Я сидел в оцепенении, потом резко встряхнул ее за плечи, прислонился к груди, пытливо вслушивался – нужно же сделать хоть что-то, верно? В одной газете я читал глупую статью из медицинской хроники о возможности вновь запустить остановившееся сердце, будто бы оно представляет собой ржавый механизм, который достаточно обильно смазать, чтобы он заработал, как прежде, – только сейчас мне не хотелось смеяться над умозаключениями докторов. Я решил ударить служанку в точности по описанному, но мои слабые попытки не возымели успеха. Да и как я мог поднять на кого-то кулак?

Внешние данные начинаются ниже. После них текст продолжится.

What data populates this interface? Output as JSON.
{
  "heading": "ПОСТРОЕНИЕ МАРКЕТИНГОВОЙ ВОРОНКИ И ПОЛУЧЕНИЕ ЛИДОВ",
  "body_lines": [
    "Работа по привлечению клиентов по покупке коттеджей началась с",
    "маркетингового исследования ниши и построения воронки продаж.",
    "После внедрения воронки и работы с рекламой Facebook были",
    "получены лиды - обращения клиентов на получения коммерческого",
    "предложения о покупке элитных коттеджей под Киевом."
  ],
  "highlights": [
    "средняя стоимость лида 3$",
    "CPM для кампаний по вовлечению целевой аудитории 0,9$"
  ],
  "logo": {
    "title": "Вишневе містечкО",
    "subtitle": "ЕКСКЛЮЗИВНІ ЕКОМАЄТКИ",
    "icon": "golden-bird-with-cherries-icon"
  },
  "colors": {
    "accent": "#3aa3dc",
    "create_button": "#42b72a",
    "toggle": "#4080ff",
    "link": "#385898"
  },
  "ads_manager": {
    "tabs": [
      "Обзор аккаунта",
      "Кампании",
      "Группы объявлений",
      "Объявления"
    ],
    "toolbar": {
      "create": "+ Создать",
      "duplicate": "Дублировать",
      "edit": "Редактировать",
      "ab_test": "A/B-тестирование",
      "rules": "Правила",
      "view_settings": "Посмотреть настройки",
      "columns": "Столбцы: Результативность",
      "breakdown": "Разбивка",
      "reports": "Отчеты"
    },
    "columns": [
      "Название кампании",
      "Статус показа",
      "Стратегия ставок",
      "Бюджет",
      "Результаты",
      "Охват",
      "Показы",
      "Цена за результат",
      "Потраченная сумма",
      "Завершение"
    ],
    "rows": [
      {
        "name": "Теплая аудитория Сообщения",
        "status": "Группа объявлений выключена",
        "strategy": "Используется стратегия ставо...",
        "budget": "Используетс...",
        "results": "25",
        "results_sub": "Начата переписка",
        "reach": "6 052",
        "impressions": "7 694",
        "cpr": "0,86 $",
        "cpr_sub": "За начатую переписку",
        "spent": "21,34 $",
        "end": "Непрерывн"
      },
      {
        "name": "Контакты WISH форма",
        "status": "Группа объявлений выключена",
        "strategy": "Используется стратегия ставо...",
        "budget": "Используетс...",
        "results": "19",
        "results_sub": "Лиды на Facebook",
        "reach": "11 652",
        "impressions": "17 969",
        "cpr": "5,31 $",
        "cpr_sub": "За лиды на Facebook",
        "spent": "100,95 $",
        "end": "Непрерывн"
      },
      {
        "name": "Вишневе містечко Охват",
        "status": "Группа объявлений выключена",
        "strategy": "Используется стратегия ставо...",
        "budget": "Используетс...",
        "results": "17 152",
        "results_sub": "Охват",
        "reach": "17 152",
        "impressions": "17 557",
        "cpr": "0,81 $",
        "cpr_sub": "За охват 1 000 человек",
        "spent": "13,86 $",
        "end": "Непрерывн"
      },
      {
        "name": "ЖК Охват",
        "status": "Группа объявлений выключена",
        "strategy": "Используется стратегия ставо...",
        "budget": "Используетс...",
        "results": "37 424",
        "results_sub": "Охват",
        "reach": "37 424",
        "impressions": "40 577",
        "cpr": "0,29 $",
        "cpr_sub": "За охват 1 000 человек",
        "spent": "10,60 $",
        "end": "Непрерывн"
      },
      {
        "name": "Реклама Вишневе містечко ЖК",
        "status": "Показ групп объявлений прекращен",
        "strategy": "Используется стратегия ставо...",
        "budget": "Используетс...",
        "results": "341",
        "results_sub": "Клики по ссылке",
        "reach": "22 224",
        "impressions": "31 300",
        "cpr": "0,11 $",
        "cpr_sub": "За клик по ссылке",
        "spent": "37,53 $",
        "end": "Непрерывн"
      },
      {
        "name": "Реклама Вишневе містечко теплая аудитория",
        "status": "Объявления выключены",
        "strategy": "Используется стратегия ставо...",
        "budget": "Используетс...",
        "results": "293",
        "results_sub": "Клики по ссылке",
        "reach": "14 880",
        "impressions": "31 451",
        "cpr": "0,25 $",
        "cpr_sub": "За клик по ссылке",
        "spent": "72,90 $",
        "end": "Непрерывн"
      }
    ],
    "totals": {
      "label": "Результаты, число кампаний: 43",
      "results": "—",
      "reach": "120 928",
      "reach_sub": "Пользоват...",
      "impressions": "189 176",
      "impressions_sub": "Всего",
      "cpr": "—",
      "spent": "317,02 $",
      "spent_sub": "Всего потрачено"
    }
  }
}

Время шло, светало, значит через час заработают люди на кухне, выйдет прачка. А у меня в спальне лежит бездыханное тело, и я в одних кальсонах расхаживаю по комнате, глотая слезы. Потерянный, беспомощный, охваченный страхом. За что мне такие испытания?..

В коридоре и на нижнем этаже стояла прежняя тишина. Ловя каждый порыв воздуха, я приоткрыл дверь. Убеждая себя в том, что Жоржетта просто спит, бережно подняв ее, весь мокрый от волнения я спустился по лестнице и оставил служанку на диване в гостиной, будто утомленная делами, присев на минуту, она случайно попала в объятья Морфея. Я сложил ей руки на коленях, и она действительно выглядела столь естественно, словно вот-вот очнется. Радостная улыбка так и застыла на ее губах, так и закаменеет теперь навсегда. Неслышно я вернулся к себе, сдерживая рыдания. Как мне было жаль эту юную угасшую жизнь! И хотя я понимал, что моей вины в столь внезапной смерти нет, что произошло роковое стечение обстоятельств, совесть слишком терзала душу. Зашторив наглухо окно, я упал на постель, стараясь отодвинуться от того края, где еще недавно молчала Жоржетта, и провалился в бесконечную темноту. Черные лапы бездны сковали мой разум.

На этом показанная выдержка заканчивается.